Ketua Dewan Pimpinan Daerah (DPD) Asosiasi Petani Kelapa Sawit Indonesia (APKASINDO) Belitung Timur, Lim Surya Wiguna menjelaskan bahwa kebijakan pencampuran 50 persen biodiesel kelapa sawit dan 50 persen solar tersebut dikhawatirkan bisa membuat harga sawit stagnan.
"Bagus.Tapi ada kemungkinan menyebabkan harga sawit stagnan karena kuota ekspor akan berkurang untuk memenuhi kebutuhan biodiesel di dalam negeri," ujar Lim kepada Posbelitung.co, Selasa (7/7/2026).
Menurut Lim, penyerapan Crude Palm Oil (CPO) yang sangat besar untuk menyuplai kebutuhan bahan bakar dalam negeri akan memangkas volume komoditas sawit yang dikirim ke luar negeri.

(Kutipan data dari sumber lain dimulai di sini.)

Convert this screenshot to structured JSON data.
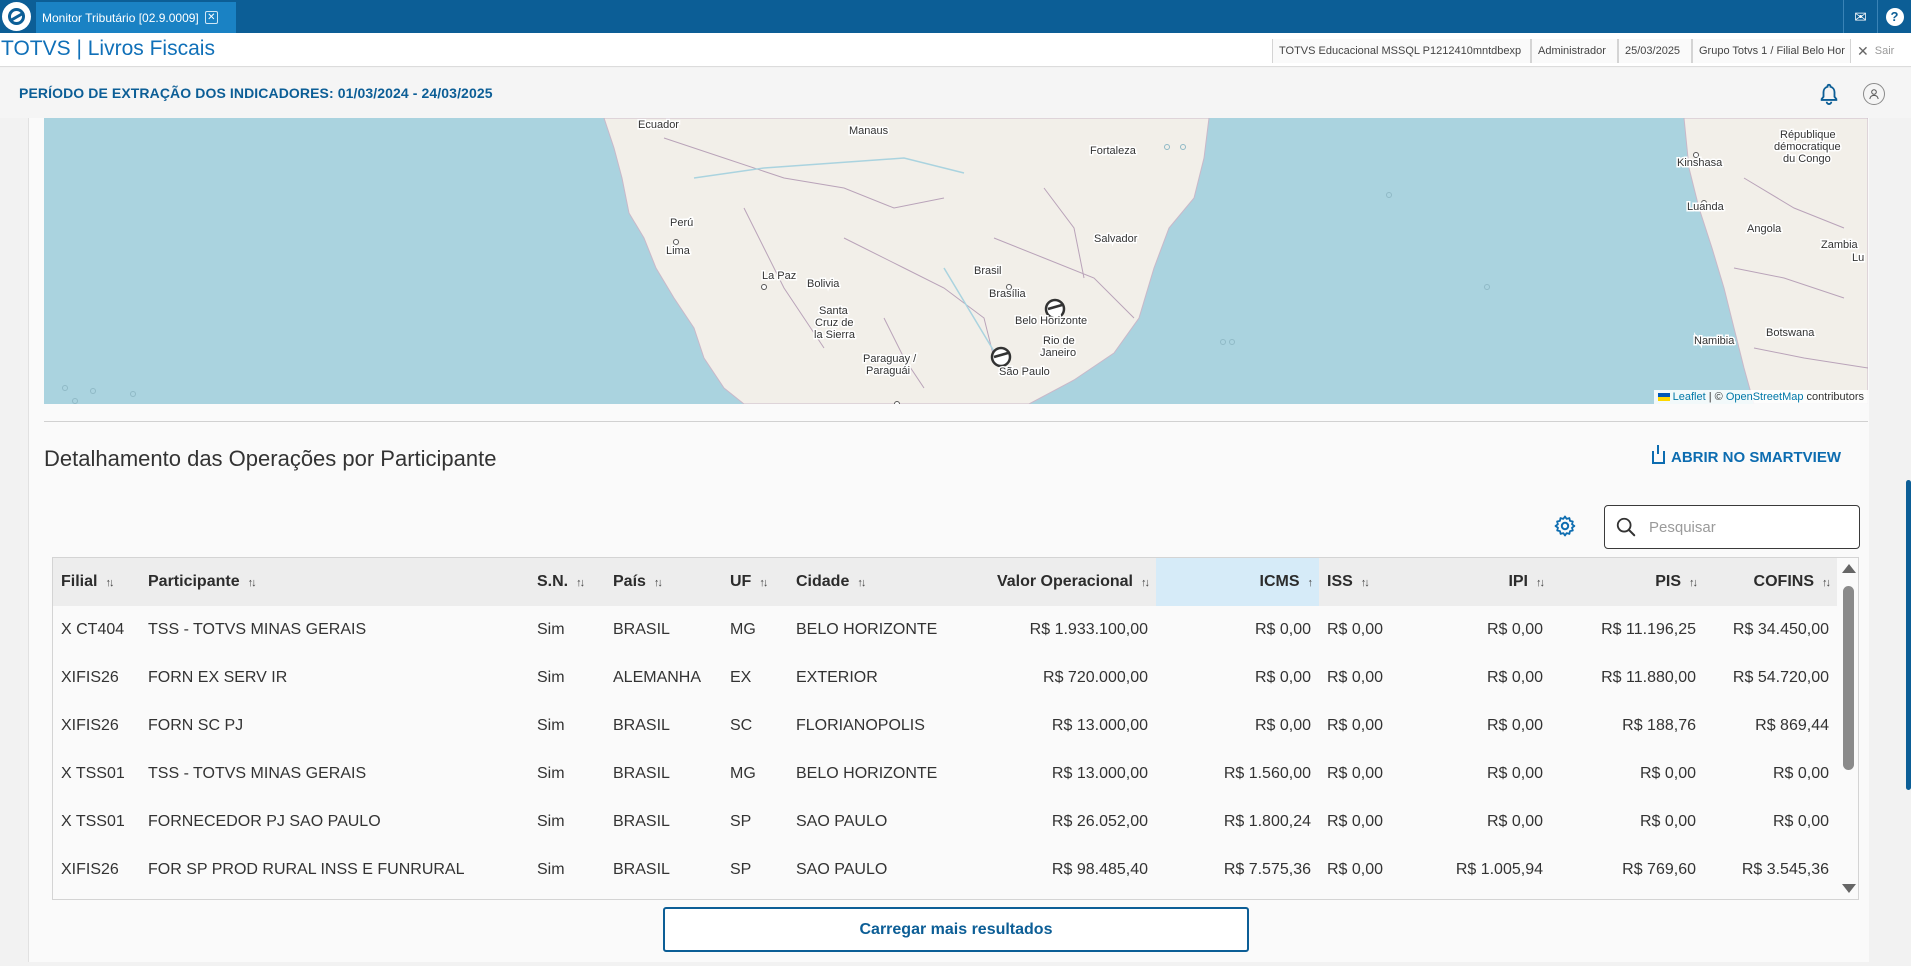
{
  "topbar": {
    "tab_title": "Monitor Tributário [02.9.0009]",
    "tab_close": "✕",
    "mail_icon": "✉",
    "help_icon": "?"
  },
  "appbar": {
    "title": "TOTVS | Livros Fiscais",
    "environment": "TOTVS Educacional MSSQL P1212410mntdbexp",
    "user": "Administrador",
    "date": "25/03/2025",
    "branch": "Grupo Totvs 1 / Filial Belo Hor",
    "exit_label": "Sair"
  },
  "period": {
    "text": "PERÍODO DE EXTRAÇÃO DOS INDICADORES: 01/03/2024 - 24/03/2025"
  },
  "map": {
    "labels": {
      "ecuador": "Ecuador",
      "manaus": "Manaus",
      "fortaleza": "Fortaleza",
      "peru": "Perú",
      "lima": "Lima",
      "lapaz": "La Paz",
      "bolivia": "Bolivia",
      "santacruz1": "Santa",
      "santacruz2": "Cruz de",
      "santacruz3": "la Sierra",
      "brasil": "Brasil",
      "brasilia": "Brasília",
      "salvador": "Salvador",
      "belohorizonte": "Belo Horizonte",
      "rio1": "Rio de",
      "rio2": "Janeiro",
      "saopaulo": "São Paulo",
      "paraguay1": "Paraguay /",
      "paraguay2": "Paraguái",
      "kinshasa": "Kinshasa",
      "rdc1": "République",
      "rdc2": "démocratique",
      "rdc3": "du Congo",
      "luanda": "Luanda",
      "angola": "Angola",
      "zambia": "Zambia",
      "namibia": "Namibia",
      "botswana": "Botswana",
      "lu": "Lu"
    },
    "attribution": {
      "leaflet": "Leaflet",
      "sep": " | © ",
      "osm": "OpenStreetMap",
      "contrib": " contributors"
    }
  },
  "section": {
    "title": "Detalhamento das Operações por Participante",
    "smartview_label": "ABRIR NO SMARTVIEW",
    "search_placeholder": "Pesquisar"
  },
  "table": {
    "columns": [
      {
        "label": "Filial",
        "align": "left"
      },
      {
        "label": "Participante",
        "align": "left"
      },
      {
        "label": "S.N.",
        "align": "left"
      },
      {
        "label": "País",
        "align": "left"
      },
      {
        "label": "UF",
        "align": "left"
      },
      {
        "label": "Cidade",
        "align": "left"
      },
      {
        "label": "Valor Operacional",
        "align": "right"
      },
      {
        "label": "ICMS",
        "align": "right",
        "sorted": true
      },
      {
        "label": "ISS",
        "align": "left"
      },
      {
        "label": "IPI",
        "align": "right"
      },
      {
        "label": "PIS",
        "align": "right"
      },
      {
        "label": "COFINS",
        "align": "right"
      }
    ],
    "rows": [
      [
        "X CT404",
        "TSS - TOTVS MINAS GERAIS",
        "Sim",
        "BRASIL",
        "MG",
        "BELO HORIZONTE",
        "R$ 1.933.100,00",
        "R$ 0,00",
        "R$ 0,00",
        "R$ 0,00",
        "R$ 11.196,25",
        "R$ 34.450,00"
      ],
      [
        "XIFIS26",
        "FORN EX SERV IR",
        "Sim",
        "ALEMANHA",
        "EX",
        "EXTERIOR",
        "R$ 720.000,00",
        "R$ 0,00",
        "R$ 0,00",
        "R$ 0,00",
        "R$ 11.880,00",
        "R$ 54.720,00"
      ],
      [
        "XIFIS26",
        "FORN SC PJ",
        "Sim",
        "BRASIL",
        "SC",
        "FLORIANOPOLIS",
        "R$ 13.000,00",
        "R$ 0,00",
        "R$ 0,00",
        "R$ 0,00",
        "R$ 188,76",
        "R$ 869,44"
      ],
      [
        "X TSS01",
        "TSS - TOTVS MINAS GERAIS",
        "Sim",
        "BRASIL",
        "MG",
        "BELO HORIZONTE",
        "R$ 13.000,00",
        "R$ 1.560,00",
        "R$ 0,00",
        "R$ 0,00",
        "R$ 0,00",
        "R$ 0,00"
      ],
      [
        "X TSS01",
        "FORNECEDOR PJ SAO PAULO",
        "Sim",
        "BRASIL",
        "SP",
        "SAO PAULO",
        "R$ 26.052,00",
        "R$ 1.800,24",
        "R$ 0,00",
        "R$ 0,00",
        "R$ 0,00",
        "R$ 0,00"
      ],
      [
        "XIFIS26",
        "FOR SP PROD RURAL INSS E FUNRURAL",
        "Sim",
        "BRASIL",
        "SP",
        "SAO PAULO",
        "R$ 98.485,40",
        "R$ 7.575,36",
        "R$ 0,00",
        "R$ 1.005,94",
        "R$ 769,60",
        "R$ 3.545,36"
      ]
    ]
  },
  "load_more_label": "Carregar mais resultados",
  "colors": {
    "brand": "#0c5e96",
    "accent": "#1070b8",
    "water": "#aad3df",
    "land": "#f2efe9"
  }
}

Meski begitu, APKASINDO Belitung Timur tetap menaruh harapan besar agar kebijakan nasional ini pada akhirnya bermuara pada peningkatan kesejahteraan para petani swadaya di daerah.

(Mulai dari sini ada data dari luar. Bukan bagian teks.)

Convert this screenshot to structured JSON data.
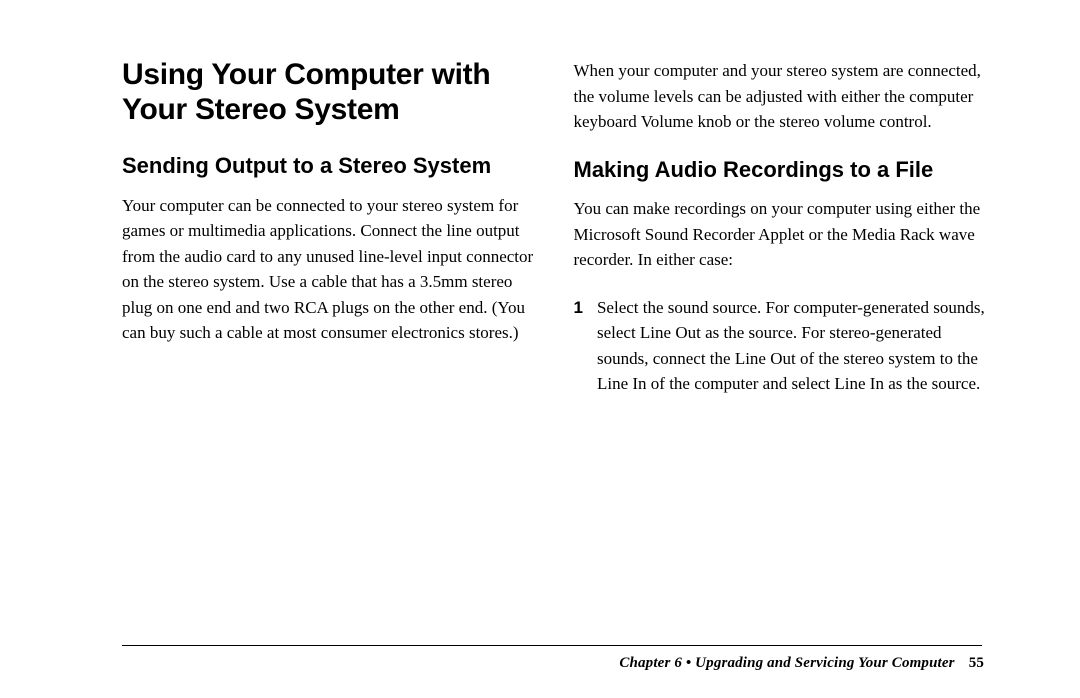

"Tapi bagaimanapun, APKASINDO tetap berharap program B50 akan memberikan efek kenaikan harga sawit di tingkat petani," ucapnya.
Harapan tersebut dinilai cukup beralasan. Lim menambahkan melonjaknya kebutuhan CPO di dalam negeri sebagai bahan campuran utama biodiesel B50 secara otomatis akan mendongkrak kebutuhan pasar terhadap komoditas kelapa sawit secara makro.
Sesuai hukum pasar, tingginya kebutuhan atau permintaan terhadap bahan baku CPO diharapkan menjadi motor penggerak utama yang memaksa pabrik kelapa sawit (PKS) untuk menaikkan harga beli buah sawit langsung dari tangan petani.
"Karena kan di satu sisi lain kebutuhan CPO dalam negeri juga akan naik untuk bahan campuran biodiesel B50 itu," pungkasnya.